DEBUG    Tasks completed (iteration 2):
            - fit_linear_regression (Avg. 0.04 seconds)                                         

DEBUG    Tasks completed (iteration 3):
            - cited_summarize (Avg. 2.52 seconds)      

print(response)
I will first query the Diabetes data to prepare for fitting the linear regression model. I have queried the Diabetes data to prepare for fitting the linear regression model. I will now fit a linear regression model using 'predictor' as the independent variable and 'target' as the dependent variable from the queried Diabetes data. I have now fitted a linear regression model to the Diabetes data, and will summarise the results. A linear regression model was fitted to the Diabetes dataset using 'predictor' as the independent variable and 'target' as the dependent variable.
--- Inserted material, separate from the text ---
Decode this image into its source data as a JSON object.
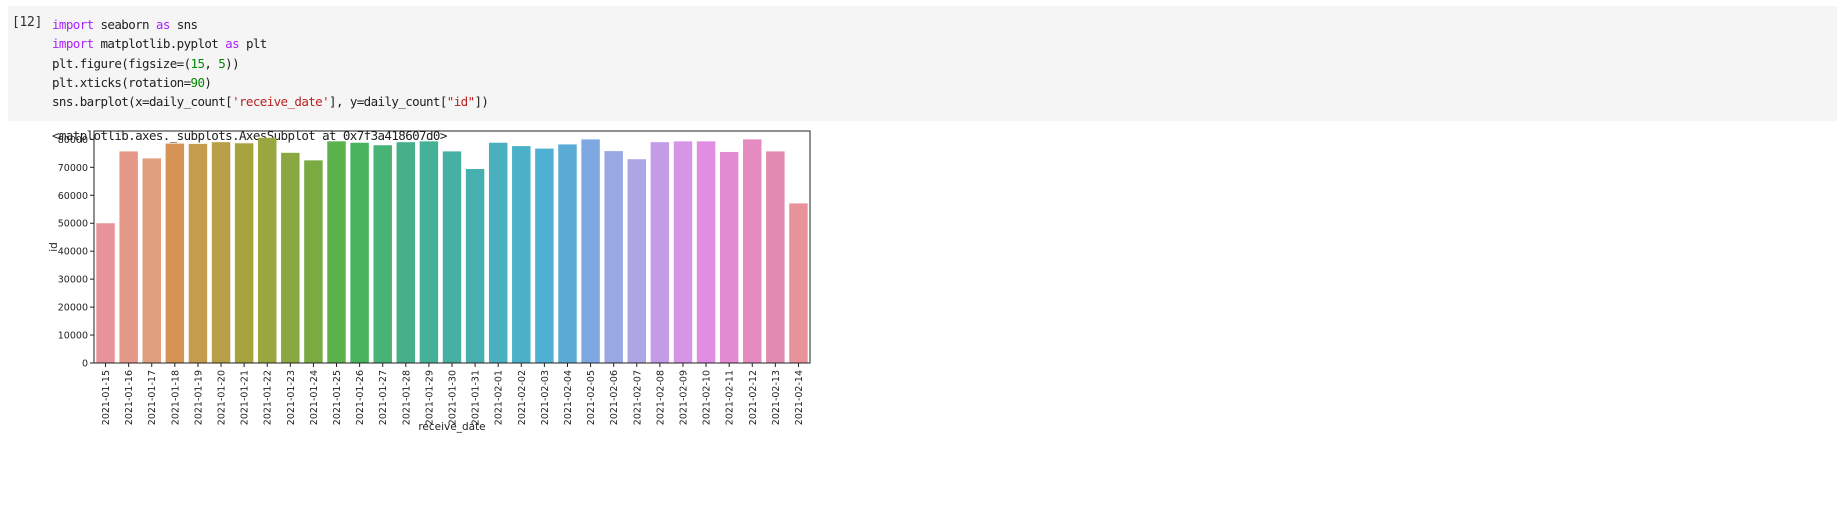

The model's intercept is approximately 155.82, indicating the expected value of 'target' when 'predictor' is zero. The coefficient for 'predictor' is approximately 468.45, suggesting that for every one-unit increase in 'predictor', the 'target' variable is expected to increase by 468.45 units, on average.

Linear Regression between price and rating

Notice how the model was able to read what the intercept and coefficient values were, based on what was returned from the tool.